Interfacial properties and foam performance of alpha olefin sulfonate and CO2 switchable aminopropyl methyl siloxane surfactant mixtures

CO₂-in-water (C/W) foams have attracted much attention given their eco-friendliness in recent years. However, limited surfactants were able to effectively adsorb at the supercritical CO₂–water (C–W) interface considering the weak solvent strength of CO₂, especially at high temperatures. Herein, attempts have been made to design suitable CO₂ foaming agents by evaluating the influence of proportions of anionic and cationic surfactants and the affinity between aminopropyl methyl siloxane (APSi) and CO₂. Through systematical foamability and foam stability experiments, together with the measurements of C–W equilibrium and dynamic interfacial tensions, the adsorption and stabilization mechanisms of sodium alpha olefin sulfonate (AOS)-APSi aqueous dispersions on the CO₂ foam films are revealed. Excellent foam properties were observed at AOS/APSi mass ratio of 9:1, in which initial foam height (h₀) and half-life period (t_1/2) first increased and then decreased with increasing pressure, whereas the interfacial tension decreased with increasing pressure. The results indicate that the interaction of anionic and cationic head-groups contributes to accelerating the surfactant adsorption rate from bulk to the C–W interface, enhancing foamability and stabilizing foam.

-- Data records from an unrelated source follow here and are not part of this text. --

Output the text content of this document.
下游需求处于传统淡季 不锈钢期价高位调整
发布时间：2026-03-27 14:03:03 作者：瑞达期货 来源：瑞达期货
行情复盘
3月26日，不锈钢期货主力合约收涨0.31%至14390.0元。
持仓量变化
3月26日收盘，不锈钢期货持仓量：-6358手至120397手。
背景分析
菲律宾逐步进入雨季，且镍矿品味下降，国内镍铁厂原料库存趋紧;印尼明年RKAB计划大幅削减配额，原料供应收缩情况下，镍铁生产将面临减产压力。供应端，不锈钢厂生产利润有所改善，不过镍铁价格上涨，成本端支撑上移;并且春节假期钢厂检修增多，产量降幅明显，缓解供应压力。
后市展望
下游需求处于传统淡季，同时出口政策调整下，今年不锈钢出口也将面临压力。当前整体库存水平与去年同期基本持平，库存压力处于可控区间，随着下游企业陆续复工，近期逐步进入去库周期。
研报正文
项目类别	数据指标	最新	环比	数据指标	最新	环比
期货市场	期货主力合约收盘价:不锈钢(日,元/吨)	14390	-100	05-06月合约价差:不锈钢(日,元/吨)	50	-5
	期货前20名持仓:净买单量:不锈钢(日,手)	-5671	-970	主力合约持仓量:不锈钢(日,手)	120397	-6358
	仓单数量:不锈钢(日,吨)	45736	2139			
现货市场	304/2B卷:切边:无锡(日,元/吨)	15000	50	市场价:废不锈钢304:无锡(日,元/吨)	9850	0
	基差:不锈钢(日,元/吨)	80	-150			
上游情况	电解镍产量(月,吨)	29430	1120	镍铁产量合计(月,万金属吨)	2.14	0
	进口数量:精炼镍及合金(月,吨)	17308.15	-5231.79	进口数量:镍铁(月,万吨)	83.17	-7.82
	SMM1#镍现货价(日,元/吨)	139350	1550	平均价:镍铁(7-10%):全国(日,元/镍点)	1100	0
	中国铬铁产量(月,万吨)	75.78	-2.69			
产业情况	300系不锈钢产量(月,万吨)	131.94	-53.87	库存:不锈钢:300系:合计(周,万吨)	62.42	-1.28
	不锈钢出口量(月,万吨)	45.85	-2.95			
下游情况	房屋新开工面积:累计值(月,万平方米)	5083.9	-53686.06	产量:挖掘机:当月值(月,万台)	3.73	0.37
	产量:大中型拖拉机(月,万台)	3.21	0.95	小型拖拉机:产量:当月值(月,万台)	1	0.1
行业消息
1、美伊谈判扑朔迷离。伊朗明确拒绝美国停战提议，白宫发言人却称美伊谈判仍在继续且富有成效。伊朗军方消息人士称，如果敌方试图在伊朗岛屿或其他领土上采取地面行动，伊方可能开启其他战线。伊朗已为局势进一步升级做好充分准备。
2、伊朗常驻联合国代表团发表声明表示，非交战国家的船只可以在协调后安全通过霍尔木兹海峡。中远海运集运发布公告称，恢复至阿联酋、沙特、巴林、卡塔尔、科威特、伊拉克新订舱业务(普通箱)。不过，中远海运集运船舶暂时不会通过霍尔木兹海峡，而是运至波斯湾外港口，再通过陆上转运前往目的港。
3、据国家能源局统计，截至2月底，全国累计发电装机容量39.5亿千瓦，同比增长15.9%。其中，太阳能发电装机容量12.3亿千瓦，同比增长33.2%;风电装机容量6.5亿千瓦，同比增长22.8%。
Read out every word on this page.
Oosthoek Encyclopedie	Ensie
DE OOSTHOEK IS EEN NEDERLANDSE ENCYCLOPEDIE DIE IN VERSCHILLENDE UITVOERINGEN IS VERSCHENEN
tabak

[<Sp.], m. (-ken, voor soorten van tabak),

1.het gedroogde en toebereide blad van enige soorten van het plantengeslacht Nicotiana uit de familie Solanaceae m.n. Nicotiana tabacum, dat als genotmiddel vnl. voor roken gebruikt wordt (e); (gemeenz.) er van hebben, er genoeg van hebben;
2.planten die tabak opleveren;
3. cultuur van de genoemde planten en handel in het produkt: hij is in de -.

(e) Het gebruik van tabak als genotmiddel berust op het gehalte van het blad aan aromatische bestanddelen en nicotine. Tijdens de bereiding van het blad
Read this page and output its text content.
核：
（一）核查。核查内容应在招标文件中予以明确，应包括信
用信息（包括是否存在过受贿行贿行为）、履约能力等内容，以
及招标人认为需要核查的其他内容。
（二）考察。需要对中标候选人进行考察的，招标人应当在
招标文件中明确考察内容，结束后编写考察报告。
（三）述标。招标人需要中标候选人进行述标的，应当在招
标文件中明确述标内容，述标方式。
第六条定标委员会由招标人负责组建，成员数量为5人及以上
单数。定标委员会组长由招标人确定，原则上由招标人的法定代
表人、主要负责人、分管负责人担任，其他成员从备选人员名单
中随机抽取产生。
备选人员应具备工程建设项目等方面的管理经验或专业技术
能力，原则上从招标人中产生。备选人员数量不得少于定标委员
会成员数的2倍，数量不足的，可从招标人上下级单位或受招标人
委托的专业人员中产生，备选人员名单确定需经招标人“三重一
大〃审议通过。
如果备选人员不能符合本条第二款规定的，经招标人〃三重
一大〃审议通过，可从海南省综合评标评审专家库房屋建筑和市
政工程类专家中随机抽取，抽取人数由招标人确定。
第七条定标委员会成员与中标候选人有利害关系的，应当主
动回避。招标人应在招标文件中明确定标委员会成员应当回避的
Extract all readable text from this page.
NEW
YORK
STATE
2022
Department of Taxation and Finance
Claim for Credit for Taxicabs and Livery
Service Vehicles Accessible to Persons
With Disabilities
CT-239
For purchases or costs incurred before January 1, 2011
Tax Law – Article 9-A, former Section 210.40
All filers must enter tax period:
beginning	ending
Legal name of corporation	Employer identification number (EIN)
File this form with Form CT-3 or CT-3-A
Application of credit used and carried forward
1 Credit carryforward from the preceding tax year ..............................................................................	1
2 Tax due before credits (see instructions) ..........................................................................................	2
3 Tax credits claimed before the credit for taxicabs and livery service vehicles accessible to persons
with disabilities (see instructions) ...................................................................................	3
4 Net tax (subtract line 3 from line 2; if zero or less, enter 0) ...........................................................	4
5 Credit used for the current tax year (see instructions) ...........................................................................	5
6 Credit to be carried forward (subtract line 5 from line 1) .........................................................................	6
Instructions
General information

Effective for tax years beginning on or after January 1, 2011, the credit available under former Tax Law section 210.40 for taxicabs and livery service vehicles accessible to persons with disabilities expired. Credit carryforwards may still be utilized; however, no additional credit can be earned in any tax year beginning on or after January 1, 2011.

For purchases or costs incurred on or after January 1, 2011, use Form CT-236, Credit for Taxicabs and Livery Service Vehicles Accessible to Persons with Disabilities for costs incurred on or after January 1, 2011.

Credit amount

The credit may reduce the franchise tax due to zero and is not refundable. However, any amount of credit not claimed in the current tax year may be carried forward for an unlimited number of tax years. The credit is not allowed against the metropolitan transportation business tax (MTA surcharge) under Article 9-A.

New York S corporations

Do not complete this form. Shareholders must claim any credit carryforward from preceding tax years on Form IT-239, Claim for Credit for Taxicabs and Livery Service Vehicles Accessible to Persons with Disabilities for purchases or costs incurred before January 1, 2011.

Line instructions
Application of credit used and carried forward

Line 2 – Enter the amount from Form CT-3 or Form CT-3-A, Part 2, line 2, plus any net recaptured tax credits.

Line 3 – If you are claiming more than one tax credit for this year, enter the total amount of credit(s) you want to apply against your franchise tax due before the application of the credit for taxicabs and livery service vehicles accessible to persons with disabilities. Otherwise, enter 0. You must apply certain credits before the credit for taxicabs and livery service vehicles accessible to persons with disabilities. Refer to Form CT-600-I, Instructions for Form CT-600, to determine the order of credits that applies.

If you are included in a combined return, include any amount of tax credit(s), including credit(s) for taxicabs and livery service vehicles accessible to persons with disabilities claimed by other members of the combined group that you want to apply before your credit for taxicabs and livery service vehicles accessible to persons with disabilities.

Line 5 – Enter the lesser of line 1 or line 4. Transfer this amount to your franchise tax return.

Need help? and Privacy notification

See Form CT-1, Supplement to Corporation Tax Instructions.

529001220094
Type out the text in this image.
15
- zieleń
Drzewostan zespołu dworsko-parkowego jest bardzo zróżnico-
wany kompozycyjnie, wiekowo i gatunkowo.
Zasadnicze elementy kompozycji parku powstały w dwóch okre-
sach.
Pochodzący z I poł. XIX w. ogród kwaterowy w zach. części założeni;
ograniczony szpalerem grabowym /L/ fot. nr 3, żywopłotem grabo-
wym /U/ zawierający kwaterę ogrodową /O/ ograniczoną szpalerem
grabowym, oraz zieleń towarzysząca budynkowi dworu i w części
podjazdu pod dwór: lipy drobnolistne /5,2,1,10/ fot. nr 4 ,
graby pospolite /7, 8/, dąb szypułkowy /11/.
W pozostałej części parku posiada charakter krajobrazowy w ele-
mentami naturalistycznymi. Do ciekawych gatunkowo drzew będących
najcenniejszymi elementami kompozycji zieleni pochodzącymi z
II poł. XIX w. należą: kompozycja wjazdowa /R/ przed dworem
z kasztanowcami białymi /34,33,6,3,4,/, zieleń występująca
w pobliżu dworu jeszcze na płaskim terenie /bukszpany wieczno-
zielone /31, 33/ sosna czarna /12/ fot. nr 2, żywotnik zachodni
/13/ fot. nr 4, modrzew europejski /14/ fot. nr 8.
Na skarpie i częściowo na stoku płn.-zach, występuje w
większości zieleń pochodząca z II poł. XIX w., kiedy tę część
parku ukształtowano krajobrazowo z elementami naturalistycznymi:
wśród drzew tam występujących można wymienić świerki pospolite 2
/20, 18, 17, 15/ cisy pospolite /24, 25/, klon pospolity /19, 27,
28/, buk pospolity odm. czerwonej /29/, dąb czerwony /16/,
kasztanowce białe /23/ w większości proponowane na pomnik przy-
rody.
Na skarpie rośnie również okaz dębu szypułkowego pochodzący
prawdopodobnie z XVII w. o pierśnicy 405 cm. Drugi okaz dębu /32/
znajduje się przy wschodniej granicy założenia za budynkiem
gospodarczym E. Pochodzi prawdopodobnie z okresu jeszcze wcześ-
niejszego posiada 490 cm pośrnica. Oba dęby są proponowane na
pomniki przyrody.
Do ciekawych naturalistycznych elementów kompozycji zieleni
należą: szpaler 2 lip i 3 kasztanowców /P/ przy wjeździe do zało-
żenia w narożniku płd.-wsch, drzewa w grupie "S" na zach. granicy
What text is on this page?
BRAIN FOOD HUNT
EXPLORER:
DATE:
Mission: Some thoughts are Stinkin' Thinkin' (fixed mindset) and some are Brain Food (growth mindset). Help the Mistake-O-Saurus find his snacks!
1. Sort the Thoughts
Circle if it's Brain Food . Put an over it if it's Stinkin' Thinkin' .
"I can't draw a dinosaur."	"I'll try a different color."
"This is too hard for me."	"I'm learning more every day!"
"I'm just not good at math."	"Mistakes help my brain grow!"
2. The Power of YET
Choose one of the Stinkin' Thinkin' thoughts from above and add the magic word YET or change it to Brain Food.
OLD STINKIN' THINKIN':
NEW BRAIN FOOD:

Besides, the AOS/APSi mass ratio of 8:2 shows a good affinity for CO₂ at 15 MPa, of which h₀ is 26% higher and t_1/2 is 60% slower than AOS alone. Furthermore, the initial mean bubble area of both 9:1 and 8:2 AOS/APSi mixtures was around half that of AOS alone. This work broadens the design of novel surfactant methodologies including CO₂ foam, providing a theoretical guidance for the application of CO₂ on enhanced-oil-recovery technologies.